Assim, o instituto perderia sua essência ao não servir efetivamente às vítimas de sérios danos e violações de direitos humanos. O due diligence, sempre que aproximado à responsabilidade subjetiva, pautada na culpa, perde sua força enquanto instrumento de superação da limitação de responsabilidade, porquanto favorece a separação de condutas entre dois agentes fortemente interligados. Qualquer análise de conduta, como evidenciado, pode esconder o real âmbito unitário dos grupos, havendo inúmeras estratégias de manutenção da aparente fragmentação entre sociedades empresárias. Uma delas é, simplesmente, implementar certas normativas que exigem padrões de conduta, mas que não são exigidos ou fortemente controlados por sociedades hierarquicamente superiores (NEGRI; VILLA VERDE, 2018).

Salienta-se que o due diligence não é um mecanismo que cria uma nova forma de responsabilidade da empresa plurissocietária, ele é mais um mecanismo que visa superar a limitação da responsabilidade em casos específicos. Outra confusão comum é atrelar o due

diligence, utilizado no âmbito interno de sociedades empresárias enquanto gestão de riscos e o

termo na sua compreensão em matéria de Direitos Humanos e empresas. Neste último caso, não há que se falar nos riscos da atividade empresária, mas sim na aplicação do conceito na defesa de direitos fundamentais que poderão ser solapados.

Mesmo fugindo ao debate para não ampliar ainda mais o presente estudo, as formas de acesso aos meios que ensejam reparação, para vítimas de sérios danos ocasionados por TNCs, inserem-se nessa escalada de fragmentação institucional para se atrair

investimentos.

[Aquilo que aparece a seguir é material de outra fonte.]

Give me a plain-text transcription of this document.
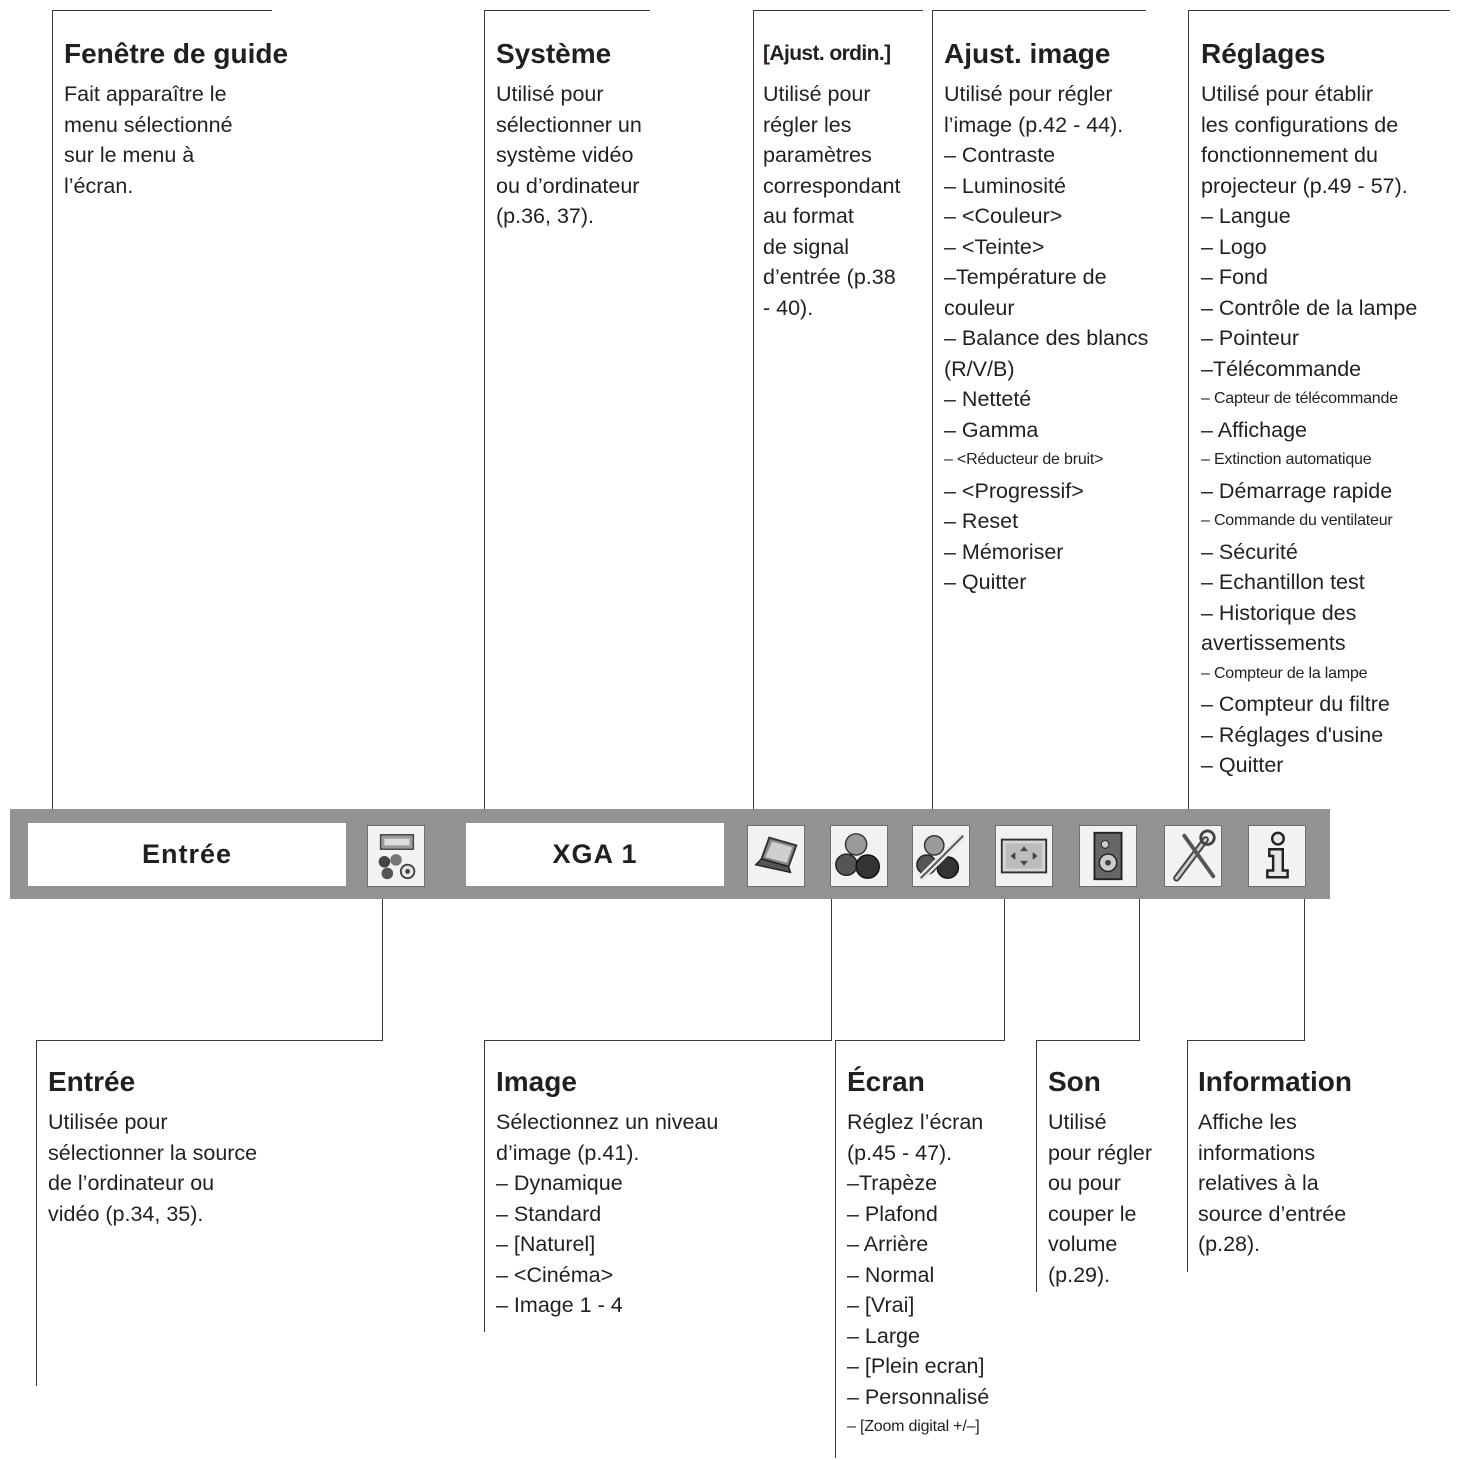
Fenêtre de guide
Fait apparaître le
menu sélectionné
sur le menu à
l’écran.
Système
Utilisé pour
sélectionner un
système vidéo
ou d’ordinateur
(p.36, 37).
[Ajust. ordin.]
Utilisé pour
régler les
paramètres
correspondant
au format
de signal
d’entrée (p.38
- 40).
Ajust. image
Utilisé pour régler
l’image (p.42 - 44).
– Contraste
– Luminosité
– <Couleur>
– <Teinte>
–Température de
couleur
– Balance des blancs
(R/V/B)
– Netteté
– Gamma
– <Réducteur de bruit>
– <Progressif>
– Reset
– Mémoriser
– Quitter
Réglages
Utilisé pour établir
les configurations de
fonctionnement du
projecteur (p.49 - 57).
– Langue
– Logo
– Fond
– Contrôle de la lampe
– Pointeur
–Télécommande
– Capteur de télécommande
– Affichage
– Extinction automatique
– Démarrage rapide
– Commande du ventilateur
– Sécurité
– Echantillon test
– Historique des
avertissements
– Compteur de la lampe
– Compteur du filtre
– Réglages d'usine
– Quitter
Entrée	XGA 1
Entrée
Utilisée pour
sélectionner la source
de l’ordinateur ou
vidéo (p.34, 35).
Image
Sélectionnez un niveau
d’image (p.41).
– Dynamique
– Standard
– [Naturel]
– <Cinéma>
– Image 1 - 4
Écran
Réglez l’écran
(p.45 - 47).
–Trapèze
– Plafond
– Arrière
– Normal
– [Vrai]
– Large
– [Plein ecran]
– Personnalisé
– [Zoom digital +/–]
Son
Utilisé
pour régler
ou pour
couper le
volume
(p.29).
Information
Affiche les
informations
relatives à la
source d’entrée
(p.28).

Países, sobretudo os ditos subdesenvolvidos – carentes de investimentos para se manter ativos dentro dos parâmetros econômicos globais –, facilitam o recebimento de atividades empresárias de altos riscos, as quais perseguem ordenamentos jurídicos fracos, ineficazes, com altos índices de corrupção institucional, dificultando qualquer pretensão de ressarcimento às vítimas.

A abertura de subsidiárias também envolve, em diversos ordenamentos, incentivos ficais e financeiros, sendo mais uma razão para a dispersão dessa forma lucrativa de organização societária (SKINNER, 2015, p. 10). Entretanto, a despeito desses benefícios, a separação legal entre sociedades de um agrupamento unitário se mantém, mesmo havendo constantes benefícios advindos dessas relações.

Cabe dizer, fatalmente, que a forma estratégica de atuação das TNCs compreende a manutenção de um verdadeiro mecanismo de irresponsabilidade, através de limitações patrimoniais (underfunded subsidiaries). Beneficiam-se matrizes de grandes empresas transnacionais, que sustentam um poder global, erigido de forma a dar livre trânsito ao capital e barrar pretensões ressarcitórias de vítimas de sérias violações de direitos humanos.

Fato é que, como ficará mais bem elucidado, o sistema de Due Diligence em Direitos Humanos, segue o voluntarismo da Responsabilidade Social Corporativa, dentro do direito brando (soft law), ideia muito presente nos princípios orientadores citados. Afirma-se que tal dever de diligência "tem sido estruturado com base em recomendações de adesão voluntária por parte das sociedades empresárias" (NEGRI; VILLA VERDE, 2018, p. 7). Ou seja, integra a própria política interna de regulação das TNCs, atendendo a padrões corporativos de governança.

Portanto, um sistema centrado em instâncias voluntárias de implementação sofre com a falta de mecanismos coercitivos que venham, de fato, impor medidas preventivas de violações de direitos humanos. É importante refletir, então, na importância de se buscar um modelo que alcance níveis de exigibilidade e aplicação forçada (enforcemment) a partir de relações entre Estados e agentes corporativos (SHUTTER, 2012).